Who needs lobster? This fine fish did not disappoint us with his sweet flaky white meat. Stuffed with lemon butter, garlic and fresh dill, then sealed in foil and baked in the oven – he fed three of us very generously. The local new potatoes and asparagus from the north of Portugal, garnished with sea salt and slathered with butter were a mouthwatering accompaniment.

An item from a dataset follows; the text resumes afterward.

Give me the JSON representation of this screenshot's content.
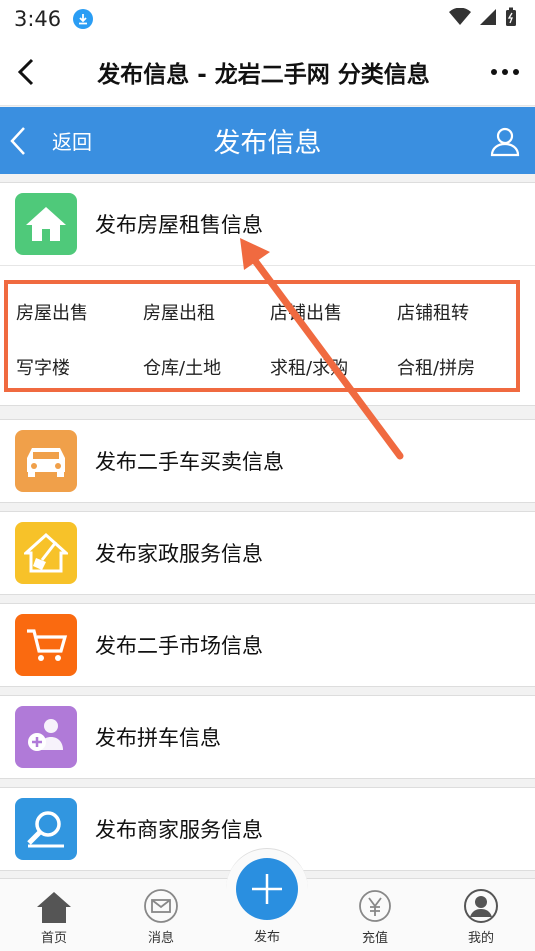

We did eat on the terrace – the air was warm but the wind had developed a sharp edge, the sound of birdsong and the melody of the crickets were drown out by the the children next door shrieking in the pool. And I washed the delicious fish down with a glass of two of local plonk! But life was and is still good when one considers the horrors of war and unrest being endured by too many in our world today!


Baked Atlantic Croacker

Prep Time: 15 Mins Cooking Time: 30 Mins Total Time: 45 Mins


  • 1 Croaker fish or similar ( based on 2.5 kilos) which would feed 3 or 4 people
  • 1 large lemon
  • 3 cloves of fresh garlic
  • 3 springs of rosemary
  • 3 sprigs of fresh dill
  • butter
  • sea salt


  1. To make the stuffing – mix 2 tablespoons of softened butter with a good squeeze of lemon and the chopped garlic.
  2. Spoon the mixture into the body of the fish (I always ask my fishmonger to prepare the fish for me).
  3. Add half the lemon – sliced, the dill and the rosemary.
  4. Butter a large piece of foil and wrap the fish, making sure that the parcel is air tight.
  5. Bake in a preheated oven (180 degrees) for  about 30 minutes – ovens vary! After 25 minutes check how the fish is cooking by using a thermometer (55 to 60 degrees centigrade).
  6. Serve with a generous sprinkling of sea salt and a good squeeze of lemon. The meat should just flake away from the bone.